I’m becoming a big fan of receptions! I think I’ve eaten more kinds of hors d’oeuvres in the last three weeks than the rest of my life combined! And they’re tasty and always creative. I should post a Pisco Sour update here, too. My sample size has grown to approximately eight since I wrote about the first one, and I must say that the statisticians are right. My results would have been skewed had they been based on my first Pisco Sour experience! Yes, it’s a strong drink, but the first one I tried was stronger than usual, and overall I like the beverage a lot.
I did my best to mingle at this reception, and when I saw one of the musicians talking to a couple people, I went over to ask him about one of the instruments I had seen him play. It turns out he was talking to a woman, Ana Maria, who makes this instrument along with all sorts of others also based on the ancient traditions of various indigenous groups in Peru. We chatted for a while, and she invited me to come over and see her work, so I think I might do that this weekend. She’s one of about five Peruvians on my new list of potential Peruvian friends.
Since I don’t have much opportunity to get out and about and socialize with the Peruvians, at least not in the same way I did in Spain two years ago, I’ve decided to make the most of what I’ve got. With a little initiative, I should have a decent foundation of Peruvian contacts within a week or two. Ana Maria is the first, but there’s also Jaime, a young graphic designer who volunteered with the JNE during the elections. We met at a reception on Friday night, and hit it off. I exchanged email addresses with a student who originates from a tribe in the Amazon (how cool is that???) and, of course, there’s Jessica and Carlos, the couple that I met at the airport when I first got here. I also met a really cute little old lady named Marilu who worked as a “personera” (party-affiliated observer) during the elections and regaled me with stories of her international children and grandchildren who are scattered throughout the world practicing medicine and engineering and whatnot. Most of all, Brianna and I have decided to become the favorite customers of our favorite waiter, Luis, at a local café we just started going to after work. We’ve been there three evenings this week (Finally! I’m getting some good café time in. I’ve missed that since getting here!), and I think we’re well on our way. Yesterday, Luis learned our names and made a point of saying them each time he brought us something.

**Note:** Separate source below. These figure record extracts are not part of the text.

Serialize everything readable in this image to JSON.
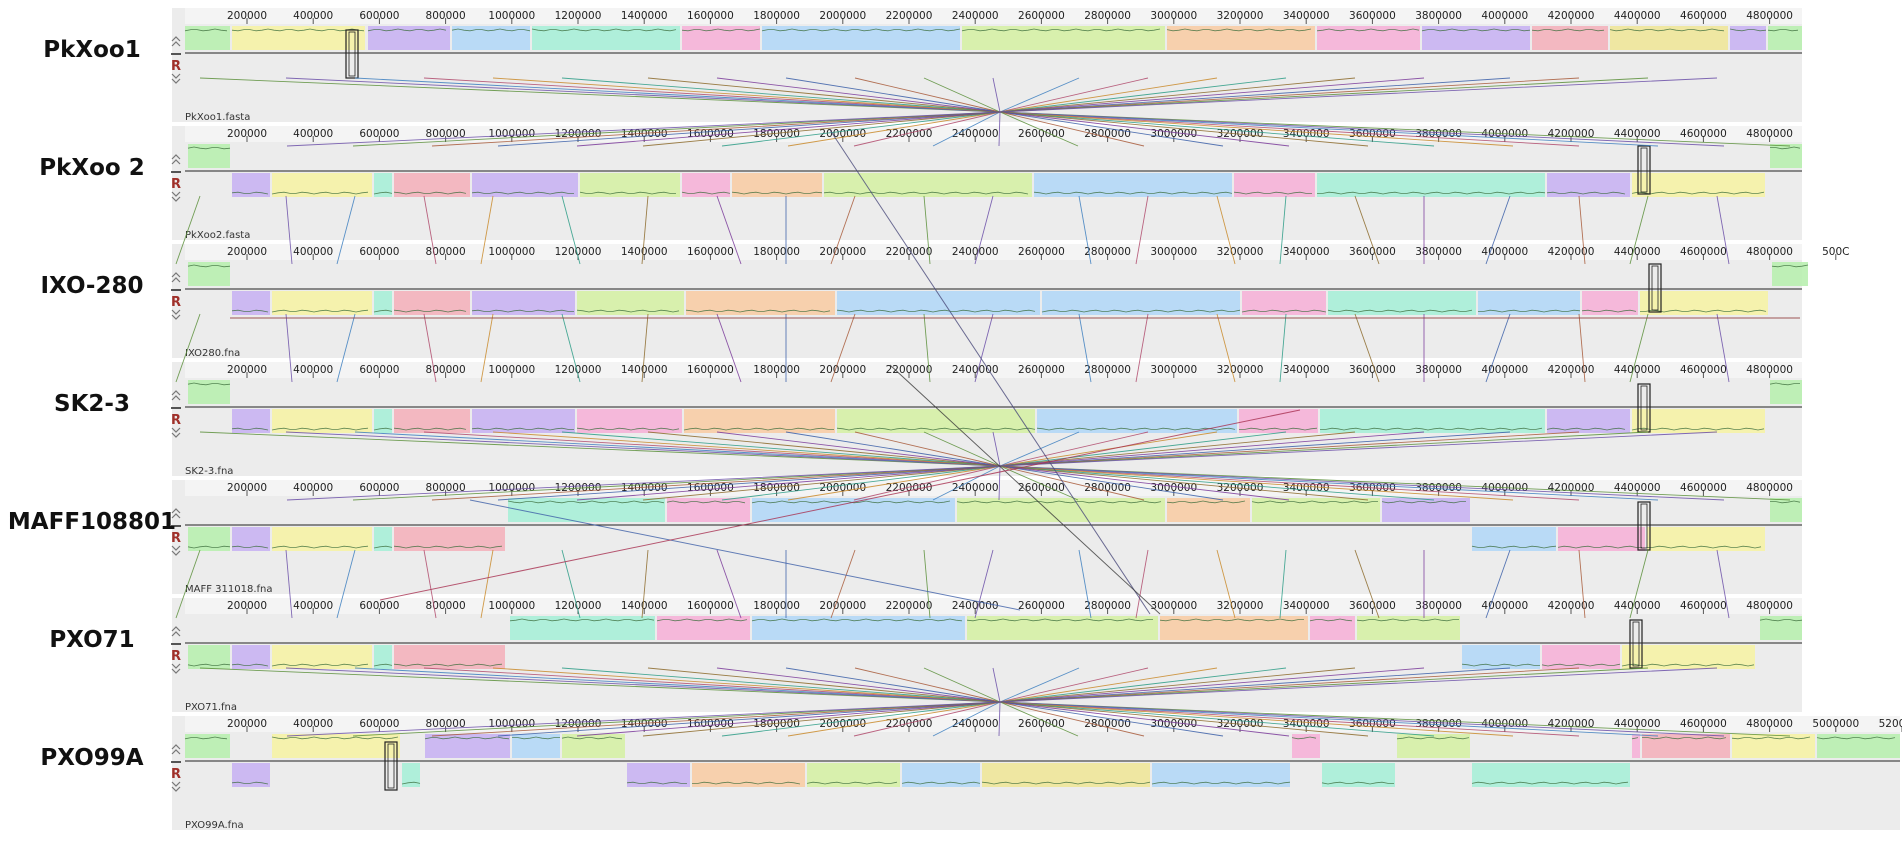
{
  "viewer": {
    "control_labels": {
      "reverse": "R"
    }
  },
  "genomes": [
    {
      "label": "PkXoo1",
      "file": "PkXoo1.fasta",
      "ticks": [
        "200000",
        "400000",
        "600000",
        "800000",
        "1000000",
        "1200000",
        "1400000",
        "1600000",
        "1800000",
        "2000000",
        "2200000",
        "2400000",
        "2600000",
        "2800000",
        "3000000",
        "3200000",
        "3400000",
        "3600000",
        "3800000",
        "4000000",
        "4200000",
        "4400000",
        "4600000",
        "4800000"
      ]
    },
    {
      "label": "PkXoo 2",
      "file": "PkXoo2.fasta",
      "ticks": [
        "200000",
        "400000",
        "600000",
        "800000",
        "1000000",
        "1200000",
        "1400000",
        "1600000",
        "1800000",
        "2000000",
        "2200000",
        "2400000",
        "2600000",
        "2800000",
        "3000000",
        "3200000",
        "3400000",
        "3600000",
        "3800000",
        "4000000",
        "4200000",
        "4400000",
        "4600000",
        "4800000"
      ]
    },
    {
      "label": "IXO-280",
      "file": "IXO280.fna",
      "ticks": [
        "200000",
        "400000",
        "600000",
        "800000",
        "1000000",
        "1200000",
        "1400000",
        "1600000",
        "1800000",
        "2000000",
        "2200000",
        "2400000",
        "2600000",
        "2800000",
        "3000000",
        "3200000",
        "3400000",
        "3600000",
        "3800000",
        "4000000",
        "4200000",
        "4400000",
        "4600000",
        "4800000",
        "500C"
      ]
    },
    {
      "label": "SK2-3",
      "file": "SK2-3.fna",
      "ticks": [
        "200000",
        "400000",
        "600000",
        "800000",
        "1000000",
        "1200000",
        "1400000",
        "1600000",
        "1800000",
        "2000000",
        "2200000",
        "2400000",
        "2600000",
        "2800000",
        "3000000",
        "3200000",
        "3400000",
        "3600000",
        "3800000",
        "4000000",
        "4200000",
        "4400000",
        "4600000",
        "4800000"
      ]
    },
    {
      "label": "MAFF108801",
      "file": "MAFF 311018.fna",
      "ticks": [
        "200000",
        "400000",
        "600000",
        "800000",
        "1000000",
        "1200000",
        "1400000",
        "1600000",
        "1800000",
        "2000000",
        "2200000",
        "2400000",
        "2600000",
        "2800000",
        "3000000",
        "3200000",
        "3400000",
        "3600000",
        "3800000",
        "4000000",
        "4200000",
        "4400000",
        "4600000",
        "4800000"
      ]
    },
    {
      "label": "PXO71",
      "file": "PXO71.fna",
      "ticks": [
        "200000",
        "400000",
        "600000",
        "800000",
        "1000000",
        "1200000",
        "1400000",
        "1600000",
        "1800000",
        "2000000",
        "2200000",
        "2400000",
        "2600000",
        "2800000",
        "3000000",
        "3200000",
        "3400000",
        "3600000",
        "3800000",
        "4000000",
        "4200000",
        "4400000",
        "4600000",
        "4800000"
      ]
    },
    {
      "label": "PXO99A",
      "file": "PXO99A.fna",
      "ticks": [
        "200000",
        "400000",
        "600000",
        "800000",
        "1000000",
        "1200000",
        "1400000",
        "1600000",
        "1800000",
        "2000000",
        "2200000",
        "2400000",
        "2600000",
        "2800000",
        "3000000",
        "3200000",
        "3400000",
        "3600000",
        "3800000",
        "4000000",
        "4200000",
        "4400000",
        "4600000",
        "4800000",
        "5000000",
        "5200000"
      ]
    }
  ],
  "colors": {
    "panel_bg": "#ececec",
    "lcb": [
      "#b9f0b0",
      "#f6f3a6",
      "#c9b4f3",
      "#b4d8f7",
      "#a9f0d8",
      "#f6b3d8",
      "#f8cda6",
      "#d6f1a6",
      "#f4b3bd",
      "#f0e79a"
    ]
  }
}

That’s a good start for now, and if I work it right my six initial contacts will multiply until I know pretty much the whole country by the time I leave in August! That will come in handy in the future given my recent decision to return to Peru to live here again. I have no idea how or when that will be, but I will be coming back in a capacity that will allow me to do Peru the “right” way. Whether it’s to work, to do research, or just to travel, I will be sure to allow plenty time (and money) to explore the various regions of Peru and get to interact with the people more/speak Spanish consistently. I love it here, and I love my job, but the fact is that there’s simply not enough time to see and do everything! I keep hearing about regions in the north and east that I would love to visit, but with a 7:30 – 5:30 a day work schedule all week long, I barely have enough time to get to know Lima. And the ten days I have to travel are barely enough to make it to Cuzco and maybe the Amazon, but I’ll be pushing it. There’s no question about it. I may be leaving August 1st, but I’ll be back.